The story of the sheet, as it was told, was not a true story, just a story of a few sentences, which did not explain but generated phantasmagorical and terrible images on the wedding night and the end of virginity. The origin of this custom indeed dates back to a distant past. Perhaps there will be a thread that unites it with the hymen songs of ancient Greece, the mysteries of virginity and the sacredness of reproduction. However, the ash that remains of those ancient fires has generated a desire for redemption, embodied by the project “L’esposizione del lenzuolo” literally meaning “the exposition of the sheet,” is a collective action aiming at reshaping the tradition, with the purpose of subverting its meaning. It is an art project conceived and realized with the female population of different towns in Italy where the memories of this custom survive. The project develops in different phases. It starts with personal contact with the population of a chosen place and works on social involvement through meetings and talks with the local women. Later, the event consisted of the collective performance, and with the exhibition of the sheets realized during the performance in the oldest part of the town. The event was realized for the first time in Calitri (AV) in August 2013, on the occasion of a festival of the Sponzfest; it has been brought to the city of Matera for a second edition and in other small towns in France. It is a collective action carried out with people in all its steps: from colors to locations for installations, from performance solutions to the words of the testimonies used in video and sound installations.
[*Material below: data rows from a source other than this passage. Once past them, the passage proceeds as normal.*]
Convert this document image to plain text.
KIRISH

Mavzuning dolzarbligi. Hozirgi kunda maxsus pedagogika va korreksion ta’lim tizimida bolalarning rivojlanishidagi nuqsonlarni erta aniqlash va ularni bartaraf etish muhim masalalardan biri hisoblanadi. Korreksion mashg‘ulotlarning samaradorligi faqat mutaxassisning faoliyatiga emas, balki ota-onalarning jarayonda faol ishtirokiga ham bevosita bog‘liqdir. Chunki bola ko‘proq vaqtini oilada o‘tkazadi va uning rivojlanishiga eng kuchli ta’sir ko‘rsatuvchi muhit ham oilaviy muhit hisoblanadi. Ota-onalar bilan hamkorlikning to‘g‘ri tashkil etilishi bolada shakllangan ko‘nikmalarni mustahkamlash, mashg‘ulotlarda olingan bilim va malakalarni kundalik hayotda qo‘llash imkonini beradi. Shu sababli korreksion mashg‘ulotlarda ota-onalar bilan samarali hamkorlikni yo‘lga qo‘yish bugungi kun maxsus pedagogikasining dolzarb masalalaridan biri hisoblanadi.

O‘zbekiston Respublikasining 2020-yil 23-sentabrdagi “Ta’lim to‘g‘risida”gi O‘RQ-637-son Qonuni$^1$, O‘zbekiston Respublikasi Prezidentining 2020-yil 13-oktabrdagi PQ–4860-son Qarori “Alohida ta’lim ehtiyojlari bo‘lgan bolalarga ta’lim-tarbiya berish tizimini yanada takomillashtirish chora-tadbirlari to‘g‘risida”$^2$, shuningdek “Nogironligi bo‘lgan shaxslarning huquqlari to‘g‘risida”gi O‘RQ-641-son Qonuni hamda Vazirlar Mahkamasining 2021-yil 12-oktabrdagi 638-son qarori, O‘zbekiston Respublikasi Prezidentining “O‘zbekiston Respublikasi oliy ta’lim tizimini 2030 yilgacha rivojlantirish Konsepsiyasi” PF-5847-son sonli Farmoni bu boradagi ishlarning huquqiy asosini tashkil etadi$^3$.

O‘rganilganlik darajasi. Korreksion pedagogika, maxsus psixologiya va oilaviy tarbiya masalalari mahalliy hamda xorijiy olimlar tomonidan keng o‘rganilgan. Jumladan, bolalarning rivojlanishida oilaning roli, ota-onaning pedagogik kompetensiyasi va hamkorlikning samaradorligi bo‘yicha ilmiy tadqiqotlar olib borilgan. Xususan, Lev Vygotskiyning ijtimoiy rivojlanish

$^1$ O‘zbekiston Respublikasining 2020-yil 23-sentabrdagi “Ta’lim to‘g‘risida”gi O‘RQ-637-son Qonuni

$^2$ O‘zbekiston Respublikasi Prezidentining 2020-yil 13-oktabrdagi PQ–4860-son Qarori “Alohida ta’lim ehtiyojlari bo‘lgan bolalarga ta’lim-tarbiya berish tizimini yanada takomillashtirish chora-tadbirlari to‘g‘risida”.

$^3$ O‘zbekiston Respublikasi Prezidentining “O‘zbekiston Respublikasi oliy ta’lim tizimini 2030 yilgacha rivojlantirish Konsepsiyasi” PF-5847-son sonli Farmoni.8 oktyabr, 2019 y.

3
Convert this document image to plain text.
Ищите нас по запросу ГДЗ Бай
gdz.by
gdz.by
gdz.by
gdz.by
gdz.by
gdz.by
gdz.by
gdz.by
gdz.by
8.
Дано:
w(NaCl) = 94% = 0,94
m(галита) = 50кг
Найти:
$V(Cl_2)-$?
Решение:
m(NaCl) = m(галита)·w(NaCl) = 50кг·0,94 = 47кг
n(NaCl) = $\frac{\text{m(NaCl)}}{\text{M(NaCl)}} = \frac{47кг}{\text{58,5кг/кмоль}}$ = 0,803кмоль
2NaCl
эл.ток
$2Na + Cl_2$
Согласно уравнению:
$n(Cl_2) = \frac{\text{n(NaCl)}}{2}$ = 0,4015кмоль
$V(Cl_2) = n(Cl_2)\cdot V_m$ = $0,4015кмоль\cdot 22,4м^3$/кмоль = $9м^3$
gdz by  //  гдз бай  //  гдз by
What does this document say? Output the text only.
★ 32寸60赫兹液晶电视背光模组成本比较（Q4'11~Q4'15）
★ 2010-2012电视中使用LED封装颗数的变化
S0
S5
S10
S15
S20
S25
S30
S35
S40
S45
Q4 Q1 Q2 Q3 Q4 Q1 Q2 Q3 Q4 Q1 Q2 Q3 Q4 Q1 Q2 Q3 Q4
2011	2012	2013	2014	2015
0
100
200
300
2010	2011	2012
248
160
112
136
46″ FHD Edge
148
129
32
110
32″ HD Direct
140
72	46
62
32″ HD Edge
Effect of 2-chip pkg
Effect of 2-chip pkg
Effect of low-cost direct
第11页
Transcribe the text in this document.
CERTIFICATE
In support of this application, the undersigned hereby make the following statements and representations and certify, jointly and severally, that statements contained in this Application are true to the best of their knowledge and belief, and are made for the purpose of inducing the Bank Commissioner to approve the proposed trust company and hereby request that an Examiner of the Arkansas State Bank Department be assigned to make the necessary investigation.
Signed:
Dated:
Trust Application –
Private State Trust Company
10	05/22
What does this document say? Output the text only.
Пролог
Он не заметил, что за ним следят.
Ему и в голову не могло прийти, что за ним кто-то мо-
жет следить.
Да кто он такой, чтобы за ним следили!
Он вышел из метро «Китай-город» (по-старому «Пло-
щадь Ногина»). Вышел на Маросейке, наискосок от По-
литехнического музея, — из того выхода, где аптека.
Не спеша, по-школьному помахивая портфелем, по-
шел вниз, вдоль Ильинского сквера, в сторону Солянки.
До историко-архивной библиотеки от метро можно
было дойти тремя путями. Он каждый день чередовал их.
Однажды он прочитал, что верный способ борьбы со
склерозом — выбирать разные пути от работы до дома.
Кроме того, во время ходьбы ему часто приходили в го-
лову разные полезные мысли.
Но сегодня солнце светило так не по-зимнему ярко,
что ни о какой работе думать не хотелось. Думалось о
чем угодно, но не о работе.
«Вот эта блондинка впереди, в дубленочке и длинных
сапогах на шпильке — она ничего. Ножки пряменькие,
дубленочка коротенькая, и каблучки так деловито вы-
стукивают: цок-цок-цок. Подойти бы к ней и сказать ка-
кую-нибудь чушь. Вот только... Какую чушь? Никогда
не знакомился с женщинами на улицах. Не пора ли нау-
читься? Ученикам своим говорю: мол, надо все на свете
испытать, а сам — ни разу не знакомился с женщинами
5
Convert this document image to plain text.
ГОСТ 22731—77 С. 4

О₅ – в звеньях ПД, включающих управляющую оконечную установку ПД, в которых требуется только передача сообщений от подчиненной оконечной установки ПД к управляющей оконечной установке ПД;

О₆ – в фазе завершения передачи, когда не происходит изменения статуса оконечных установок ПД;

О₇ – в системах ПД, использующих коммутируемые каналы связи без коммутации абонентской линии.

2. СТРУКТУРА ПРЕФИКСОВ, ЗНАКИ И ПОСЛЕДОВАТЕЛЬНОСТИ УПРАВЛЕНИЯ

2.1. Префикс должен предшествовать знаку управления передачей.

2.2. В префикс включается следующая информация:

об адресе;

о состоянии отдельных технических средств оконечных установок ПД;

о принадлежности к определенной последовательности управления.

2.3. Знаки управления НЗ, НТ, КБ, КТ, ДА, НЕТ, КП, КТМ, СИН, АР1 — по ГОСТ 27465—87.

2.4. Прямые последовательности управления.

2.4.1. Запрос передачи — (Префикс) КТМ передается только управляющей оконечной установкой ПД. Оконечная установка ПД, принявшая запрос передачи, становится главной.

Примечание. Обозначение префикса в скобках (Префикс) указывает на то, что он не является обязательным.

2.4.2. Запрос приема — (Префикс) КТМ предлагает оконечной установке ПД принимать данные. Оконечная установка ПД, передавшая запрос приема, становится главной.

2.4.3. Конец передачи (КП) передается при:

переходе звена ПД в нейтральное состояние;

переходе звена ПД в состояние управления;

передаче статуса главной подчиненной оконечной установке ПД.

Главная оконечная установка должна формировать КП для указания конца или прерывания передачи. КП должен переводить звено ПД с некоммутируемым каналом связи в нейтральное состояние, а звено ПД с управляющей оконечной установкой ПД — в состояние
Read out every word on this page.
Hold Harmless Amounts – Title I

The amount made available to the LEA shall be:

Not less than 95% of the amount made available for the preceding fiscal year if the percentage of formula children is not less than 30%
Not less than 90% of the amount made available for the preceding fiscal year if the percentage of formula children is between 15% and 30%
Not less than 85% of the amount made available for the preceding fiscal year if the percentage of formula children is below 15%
The urgency of this project roots from a traumatic past, that of rediscovering an identity of shame and turning it upside down, starting from a reliable and recognizable element for the community. The social purpose in the rural context of Southern Italy is to find a word, a speech to be expressed on the local identity and to find a dignity by re-elaborating a traumatic phenomenon. Its quality lies in the symbolic value of the collective action, focus of which are women, and their role in the community that become protagonist of a paradoxical iconoclastic gesture: the artistic action is to re-create their social positions and to subvert the meaning of a humiliating tradition, still alive in the collective memory of the South of Italy. However, “re-creating” is not among at damaging the traditional identity, but to transform its meaning: the stain shall no longer be something women must be ashamed of, but the sign of an active and colorful gesture of entertainment.